- Centre's failure over Delhi oxygen supply order evoked judges' wrath
- Court asked Centre to explain why a contempt case shouldn't be initiated
- Enough is enough. We won't take 'no' regarding oxygen supply, judges said
The Central government's failure to implement the Delhi High Court's order on immediate supply of full quota of oxygen to Delhi evoked the judges' wrath on Tuesday. The court -- which had ordered that Delhi must be given its full quota of oxygen "by whatever means" -- asked the government to explain why a contempt case should not be initiated against it.
"Enough is enough. We will not take a 'no' regarding oxygen supply. There is no way that you will not supply 700 metric tonne oxygen immediately. We will not hear anything except compliance," the judges said.
"Contempt proceedings can be the last thing," added the judges, who have been hearing a bunch of petitions on the oxygen shortage for more than two weeks.
Over this period, despite the court's repeated urging, the Centre has remained firm on its stance that Delhi has been allocated oxygen according to a calculation that applies to all states and it is the Delhi government's mismanagement that has led to the crisis.
Around 40 people have died in the national capital meanwhile as their hospitals ran out of oxygen. Most hospitals have been flagging shortage every few hours. On Tuesday, two hospitals -- one catering only to children -- have flagged shortage since morning.
"You can bury your head in sand like ostrich, we won't... Are you living in an ivory tower?" the judges said, pointing out that the Supreme Court had also ordered the Centre to provide 700 metric tonne of oxygen to Delhi and not just 490 metric tonne.
When the Center said it would file a compliance affidavit before the Supreme Court on Wednesday, the judges said, "We fail to understand what the affidavit will achieve when the necessary oxygen is not being brought to Delhi. Not even a day's allocated oxygen (to Delhi) has been distributed".

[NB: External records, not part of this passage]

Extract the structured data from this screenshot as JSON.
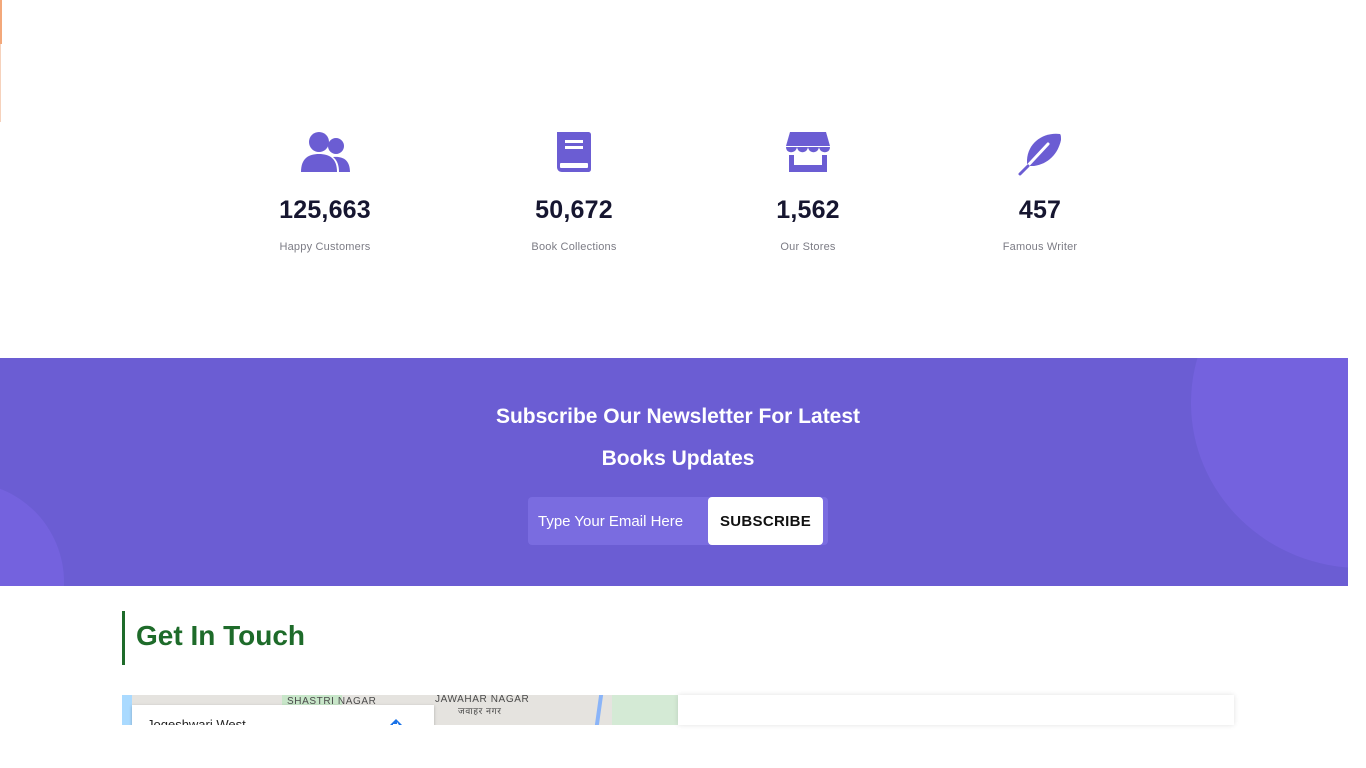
{
  "stats": [
    {
      "icon": "users-icon",
      "value": "125,663",
      "label": "Happy Customers"
    },
    {
      "icon": "book-icon",
      "value": "50,672",
      "label": "Book Collections"
    },
    {
      "icon": "store-icon",
      "value": "1,562",
      "label": "Our Stores"
    },
    {
      "icon": "feather-icon",
      "value": "457",
      "label": "Famous Writer"
    }
  ],
  "newsletter": {
    "title_line1": "Subscribe Our Newsletter For Latest",
    "title_line2": "Books Updates",
    "email_placeholder": "Type Your Email Here",
    "button_label": "SUBSCRIBE"
  },
  "contact": {
    "title": "Get In Touch"
  },
  "map": {
    "labels": [
      "SHASTRI NAGAR",
      "JAWAHAR NAGAR",
      "जवाहर नगर"
    ],
    "place_title": "Jogeshwari West"
  },
  "colors": {
    "accent": "#6b5dd3",
    "icon": "#6b5dd3",
    "heading_green": "#1e6b2a",
    "stat_number": "#161630"
  }
}
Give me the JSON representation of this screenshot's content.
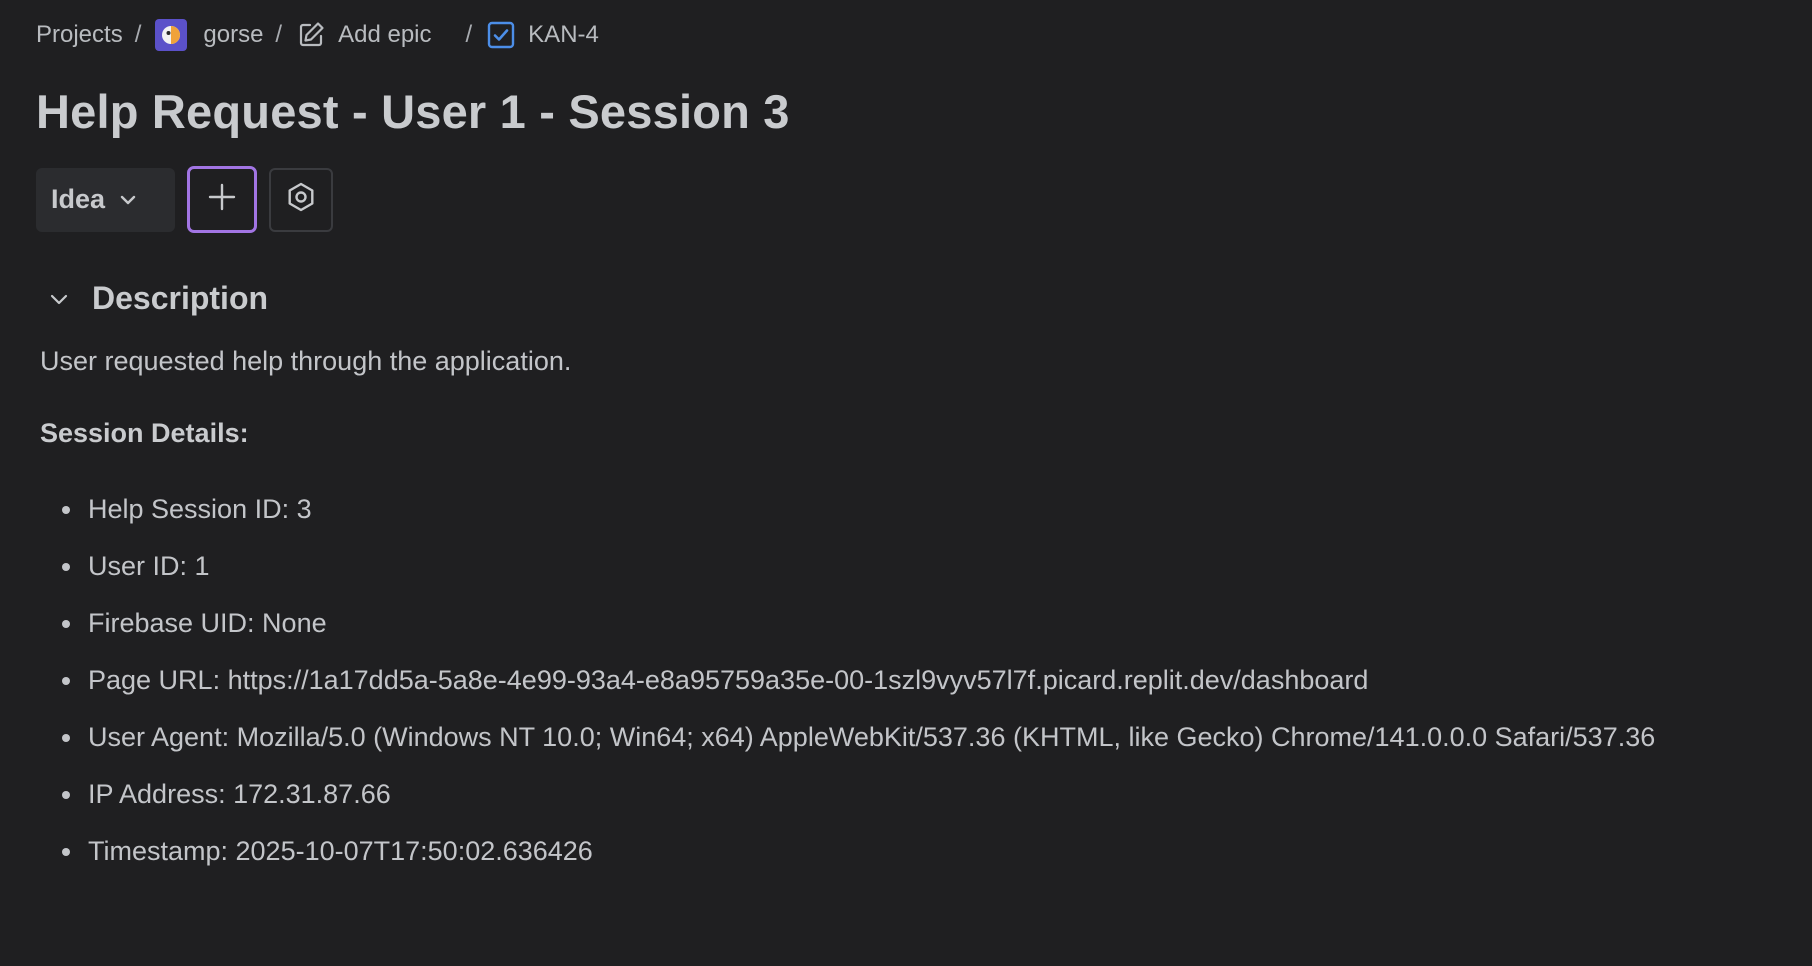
{
  "breadcrumb": {
    "projects_label": "Projects",
    "separator": "/",
    "project_name": "gorse",
    "add_epic_label": "Add epic",
    "issue_key": "KAN-4"
  },
  "issue": {
    "title": "Help Request - User 1 - Session 3",
    "status_label": "Idea"
  },
  "description": {
    "heading": "Description",
    "intro": "User requested help through the application.",
    "session_heading": "Session Details:",
    "details": [
      "Help Session ID: 3",
      "User ID: 1",
      "Firebase UID: None",
      "Page URL: https://1a17dd5a-5a8e-4e99-93a4-e8a95759a35e-00-1szl9vyv57l7f.picard.replit.dev/dashboard",
      "User Agent: Mozilla/5.0 (Windows NT 10.0; Win64; x64) AppleWebKit/537.36 (KHTML, like Gecko) Chrome/141.0.0.0 Safari/537.36",
      "IP Address: 172.31.87.66",
      "Timestamp: 2025-10-07T17:50:02.636426"
    ]
  },
  "icons": {
    "project_avatar": "parrot-avatar-icon",
    "add_epic": "edit-pencil-icon",
    "issue_type": "checkbox-task-icon",
    "status_chevron": "chevron-down-icon",
    "add": "plus-icon",
    "settings": "hexagon-settings-icon",
    "collapse": "chevron-down-icon"
  },
  "colors": {
    "background": "#1f1f21",
    "text": "#c7c9cc",
    "focus_ring": "#a275e4",
    "project_avatar": "#5b51c9",
    "task_icon": "#4c8ee8"
  }
}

The Delhi government's oxygen bulletin said on May 3, the demand was for 976 metric tonnes of oxygen while the supply was for 433 metric tonnes.
On April 30, the Supreme Court had ordered that the deficit in the oxygen supply to Delhi must be rectified on or before midnight of May 3.
During a rare hearing on Saturday, the High court had impressed upon the Centre the urgency of immediate action in view of the mounting number of deaths in the national capital due to oxygen shortage.
"The water has gone above the head. You have to arrange everything now. You have made the allocations. You have to fulfil it. Eight lives have been lost. We can't shut our eyes to it," the bench of Justices Vipin Sanghi and Rekha Palli had said.